9 私、街でお金を使いました
マントを被って手袋と革袋をマントのポケットに仕舞うと、ある程度身形は周りに溶け込めた。
兵士さんには感謝しかない。私の服装はどう見ても目立っていたから、こうして周りに溶け込めるというのはとても助かる。
どこに着て行っても恥ずかしくないドレスではあったけれど、さすがにボロボロで血のついた服を着ていたら目立ってしまう。私はできるだけ平穏に王都に帰りたい。
道ゆく人に王都方面の乗り合い馬車の乗り場を教えてもらいながら、私はやっと馬車に乗ることができた。
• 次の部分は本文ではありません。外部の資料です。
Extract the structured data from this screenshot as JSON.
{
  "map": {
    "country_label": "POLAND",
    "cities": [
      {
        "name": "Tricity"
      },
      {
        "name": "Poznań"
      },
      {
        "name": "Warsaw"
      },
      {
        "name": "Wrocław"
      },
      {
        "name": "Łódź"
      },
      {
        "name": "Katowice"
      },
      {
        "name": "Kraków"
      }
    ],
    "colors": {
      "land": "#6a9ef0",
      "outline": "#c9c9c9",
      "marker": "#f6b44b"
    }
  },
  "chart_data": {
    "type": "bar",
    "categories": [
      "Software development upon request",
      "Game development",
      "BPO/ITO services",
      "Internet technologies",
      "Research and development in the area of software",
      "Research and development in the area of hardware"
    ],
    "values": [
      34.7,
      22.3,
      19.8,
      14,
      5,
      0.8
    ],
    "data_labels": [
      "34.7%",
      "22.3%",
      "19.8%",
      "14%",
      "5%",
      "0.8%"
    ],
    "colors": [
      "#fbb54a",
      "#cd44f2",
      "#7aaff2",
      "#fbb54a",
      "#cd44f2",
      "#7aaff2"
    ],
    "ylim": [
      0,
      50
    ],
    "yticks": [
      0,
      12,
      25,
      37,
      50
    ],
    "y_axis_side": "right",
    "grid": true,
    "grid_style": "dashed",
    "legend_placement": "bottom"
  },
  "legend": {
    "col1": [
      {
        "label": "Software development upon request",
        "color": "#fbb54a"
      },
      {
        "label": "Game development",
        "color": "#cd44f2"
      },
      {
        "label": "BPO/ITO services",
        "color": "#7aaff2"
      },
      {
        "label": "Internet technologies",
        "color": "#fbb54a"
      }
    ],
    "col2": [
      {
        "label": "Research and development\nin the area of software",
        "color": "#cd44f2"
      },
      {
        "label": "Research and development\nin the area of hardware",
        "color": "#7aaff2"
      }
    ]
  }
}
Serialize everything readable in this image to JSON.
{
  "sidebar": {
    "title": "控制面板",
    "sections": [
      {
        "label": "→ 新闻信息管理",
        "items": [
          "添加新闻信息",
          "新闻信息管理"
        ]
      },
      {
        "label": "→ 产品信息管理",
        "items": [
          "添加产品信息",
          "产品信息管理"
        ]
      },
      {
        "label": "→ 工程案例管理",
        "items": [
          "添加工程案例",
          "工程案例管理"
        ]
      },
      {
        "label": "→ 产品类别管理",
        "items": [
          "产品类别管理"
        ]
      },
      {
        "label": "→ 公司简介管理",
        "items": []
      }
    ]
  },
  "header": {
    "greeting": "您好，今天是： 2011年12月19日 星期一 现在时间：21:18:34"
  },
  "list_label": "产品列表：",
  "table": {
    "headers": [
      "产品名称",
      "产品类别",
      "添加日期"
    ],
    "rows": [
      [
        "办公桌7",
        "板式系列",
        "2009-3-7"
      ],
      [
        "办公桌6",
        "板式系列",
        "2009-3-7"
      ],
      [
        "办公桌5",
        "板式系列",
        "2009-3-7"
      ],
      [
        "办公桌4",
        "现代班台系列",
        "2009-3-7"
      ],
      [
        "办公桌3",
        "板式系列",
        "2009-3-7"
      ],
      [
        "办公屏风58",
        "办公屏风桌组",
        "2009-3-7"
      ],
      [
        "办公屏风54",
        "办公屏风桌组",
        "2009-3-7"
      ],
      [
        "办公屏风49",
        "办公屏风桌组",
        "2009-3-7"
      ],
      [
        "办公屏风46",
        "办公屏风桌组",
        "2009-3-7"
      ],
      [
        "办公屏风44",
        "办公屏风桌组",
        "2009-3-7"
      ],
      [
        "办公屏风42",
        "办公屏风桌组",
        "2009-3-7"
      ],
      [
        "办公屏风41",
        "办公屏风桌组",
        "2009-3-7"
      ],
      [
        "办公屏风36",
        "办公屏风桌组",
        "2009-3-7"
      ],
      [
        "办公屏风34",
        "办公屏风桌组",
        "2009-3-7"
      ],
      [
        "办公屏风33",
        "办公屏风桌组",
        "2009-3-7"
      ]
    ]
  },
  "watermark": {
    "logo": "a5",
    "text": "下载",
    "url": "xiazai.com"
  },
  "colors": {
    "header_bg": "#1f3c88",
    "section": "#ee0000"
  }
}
大きな馬車で、2人掛けの席が8つ、左右に4つずつあり、混むときには立ち乗りする人もいるのだとか。私はなんとか席に収まると、広がってしまうドレスの裾をマントごと膝に乗せるようにして詰めた。こんな馬車は初めてだが、徒歩よりはマシだろう。
馬車は満員になると出発した。その揺れがすごい。私がシュヴァルツ殿下と乗っていた馬車とは雲泥の差だ。
が、特に文句はない。そもそも街道の舗装は貴族の義務だし、歩いてきたのは街道といっても土を平らにならして道にしたものだ。王侯貴族が乗る馬車には揺れを抑える機能がついているが、平民の馬車にそれを求めるのは間違っている。
平民がそんな馬車を使えるように国を豊かにする、それは私たちの仕事。そう思えば、今この現状、徒歩よりも早く移動できる手段が平民に行き渡っているのはいい事だろう。これからの参考にもなるし、私はこのひとり旅はできて良かったと思っている。
(学ぶことも多いし、道に咲く野の花も綺麗だったし、街の様子や兵の働きぶりも見れた……、崖から落ちたら死ぬということを知っている私でも、まだこんなに知らないことがある。シュヴァルツ殿下にも……そしてお兄様であるヴァイス殿下にもたくさんお話しなくては……)
ガッタンゴットンと揺れる馬車の外を眺めながら、街に着いたのは夕暮れ時だったろうか。降りる時に、皆銅貨を3枚払っていた。
(あら、どうしましょう……銅貨の持ち合わせがないわ。銀貨1枚でもいいかしら)
銅貨と銀貨なら、たぶん銀貨の方が高いだろう。着古した服の馭者に、降りる時に銀貨を1枚払った。
「ちょ、ちょ、待ってくだせぇ、お釣りが出せませんぜこんな大金……!」
「あら、それでしたら、そのまま受け取ってくださいな。貴重な体験ができました、ありがとうございます」
ポカン、としている中年の馭者に一礼すると、私は街の中の宿屋を探した。シュヴァルツ殿下と来た時には領主の館に泊めてもらったけど、今はまだ私を私と証明できる人はここにはいない。
しかし、この街は王都を出て5日目頃に泊まった街だったと記憶している。着実に王都に近付いているのは間違いない。
街中の、とりあえず大きそうで静かそうな宿に入った。一泊銅貨20枚と言われて、私はまた銀貨を1枚支払った。明日はまた別の乗り合い馬車に乗るつもりだけど、家に着くまで銀貨を払ってもまだ残りそうな量がある。
お釣りはいらないので、夕飯と朝ごはんを分けて欲しいとお願いしたら、快く了承してくれた。この宿の人もいい人たちだ。後で部屋に運んでくれるとか。
2階の部屋はベッドが2つに小さなクローゼット、お手洗いがついている。お風呂は見当たらなかったが、洗面桶と水差し、清潔なタオルがあったので顔だけでも洗おうかと考えて、やめた。
不潔なのはいやだけれど、私の今の顔は土汚れが付いている。それに、お化粧もしているから、専用の油と石鹸がないのに水で洗ったら酷いことになるだろう。
身体くらいは拭きたい気もするけれど……自分でドレスを着たことも脱いだことも無い。平民ってすごいのね。なんでも自分でやっているんだ。
マント姿のまま夕飯を待って、出てきたのは鶏の香草焼きと白パンにオニオンスープ。味はとても素朴だったけれど、ヘルシーでいいかもしれない。食べ終わった食器は廊下に出しておけばいいということだったので、壁に作り付けのテーブルと木の椅子で食べた。
久しぶりのお肉が美味しい。元気が出る……私はずっと元気だけれど。生命神様の加護のおかげかな。
食べ終わった食器を廊下に出して、寝る支度を済ませ、手だけは綺麗に洗って部屋に鍵をかけて寝た。
明日はもっと王都に近くなる。はやく、シュヴァルツ殿下に進言しなければ……。